XIIe s. Ceste besogne sera par moi fornie, Ronc. p. 15. La quinte eschelle [escadron] forniront li Normant, ib. p.132. [L'espée] Dont [il] ot forni maint grant estor champel, ib. p. 144. Tuz ses comandemenz sumes près de furnir, E chastals et citez brisier et asaillir, E perilz de nos cors et des anemes [âmes] suffrir, Th. le mart. 134. Tut cest conseil aveient furni et aturné Li trei prelat qui erent de lur mestier sevré, ib. 130. Li reis prit tut fors tant que li lius ert furnis [garni], ib. 61. L'arcevesque respunt qu'il n'en volt plait tenir ; Jurs ne li ert [était] asis des acuntes furnir, ib. 33. Qui pris est à embler [voler] ou à tel felunie, La justice en seit faite e pleniere e furnie, ib. 26. Biax fix, dist ele, grant vos voi et forni ; Seneschax estes de France, Dieu merci, Raoul de C. 39.
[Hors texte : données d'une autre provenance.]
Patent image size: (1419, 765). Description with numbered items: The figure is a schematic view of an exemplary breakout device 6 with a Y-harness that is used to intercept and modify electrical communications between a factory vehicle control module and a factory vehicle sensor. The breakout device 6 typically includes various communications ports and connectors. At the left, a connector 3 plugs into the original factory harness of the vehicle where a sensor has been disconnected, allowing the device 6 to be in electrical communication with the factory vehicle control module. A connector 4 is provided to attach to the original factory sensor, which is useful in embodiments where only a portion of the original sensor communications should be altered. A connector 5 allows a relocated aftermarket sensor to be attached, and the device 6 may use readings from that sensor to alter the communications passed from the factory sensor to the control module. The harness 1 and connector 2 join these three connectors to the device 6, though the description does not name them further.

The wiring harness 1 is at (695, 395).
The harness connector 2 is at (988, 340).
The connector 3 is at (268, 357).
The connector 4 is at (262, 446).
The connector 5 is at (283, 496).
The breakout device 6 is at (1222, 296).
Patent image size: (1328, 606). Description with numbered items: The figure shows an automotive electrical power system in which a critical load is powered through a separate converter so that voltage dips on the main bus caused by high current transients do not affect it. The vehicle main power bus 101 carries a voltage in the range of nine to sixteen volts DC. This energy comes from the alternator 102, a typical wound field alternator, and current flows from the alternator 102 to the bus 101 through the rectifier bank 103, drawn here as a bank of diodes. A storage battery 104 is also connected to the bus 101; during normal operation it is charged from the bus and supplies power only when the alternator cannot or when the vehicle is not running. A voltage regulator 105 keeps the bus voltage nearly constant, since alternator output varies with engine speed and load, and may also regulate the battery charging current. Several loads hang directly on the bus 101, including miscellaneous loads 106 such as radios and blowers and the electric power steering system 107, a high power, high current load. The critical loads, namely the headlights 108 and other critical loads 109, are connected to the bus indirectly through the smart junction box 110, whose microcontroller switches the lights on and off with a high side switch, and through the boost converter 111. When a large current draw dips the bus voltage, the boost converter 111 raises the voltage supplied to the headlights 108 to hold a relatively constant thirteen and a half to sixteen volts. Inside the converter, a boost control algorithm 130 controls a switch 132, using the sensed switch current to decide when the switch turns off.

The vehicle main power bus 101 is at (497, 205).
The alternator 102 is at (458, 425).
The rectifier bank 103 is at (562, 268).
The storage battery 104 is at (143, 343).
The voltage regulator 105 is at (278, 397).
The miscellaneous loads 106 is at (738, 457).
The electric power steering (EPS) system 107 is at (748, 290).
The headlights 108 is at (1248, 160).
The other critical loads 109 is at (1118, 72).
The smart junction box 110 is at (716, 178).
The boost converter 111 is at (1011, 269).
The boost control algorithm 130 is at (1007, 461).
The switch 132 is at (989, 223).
XIIIe s. Le coutel dont il doivent la traïson fournir, Berte, XII. Porquerés messages hastéement, qui bien sacent cest message furnir, H. de Valenciennes, XIX. Quant Renart l'ot, si ot grant joie, Ne set s'il fornira la voie ; Mais comment que il l'en doie estre, La croiz a sor l'espaule destre, Ren. 11162. Et disoit encore qu'il s'estoit présentés à l'ore de mie di, par quoi il voloit son apel avoir furni, Beaumanoir, LXI, 63. Et ne porquant [cependant] noz n'esperons pas en noz le sens par lequel noz puissons furnir cest livre et ceste emprise [entreprise], Beaumanoir, LXI, 12. Se tu le voes [Dieu] de cuer servir, Il t'aidera bien à furnir T'uevre [ton œuvre]…, Gui de Cambrai, Barl. et Jos. p. 64. Sus un bas cheval bien fourni seoit ; ses renes avoit getées sur l'arçon de sa selle, Joinville, 227.

XVe s. Voulons et ordonnons que pour chacune lance fournie, qui sont sept personnes, nos dits gens de guerre ne pourront prendre par jour que un mouton, Ordonn. oct. 1485. Ilz ne payoient riens et estoient fournis de ce qui leur estoit necessaire, Commines, IV, 9. Malaquin se plaint que aucun chevalier ne le fournist à la jouste [ne lui prête le collet], Perceforest, t. III, f° 11.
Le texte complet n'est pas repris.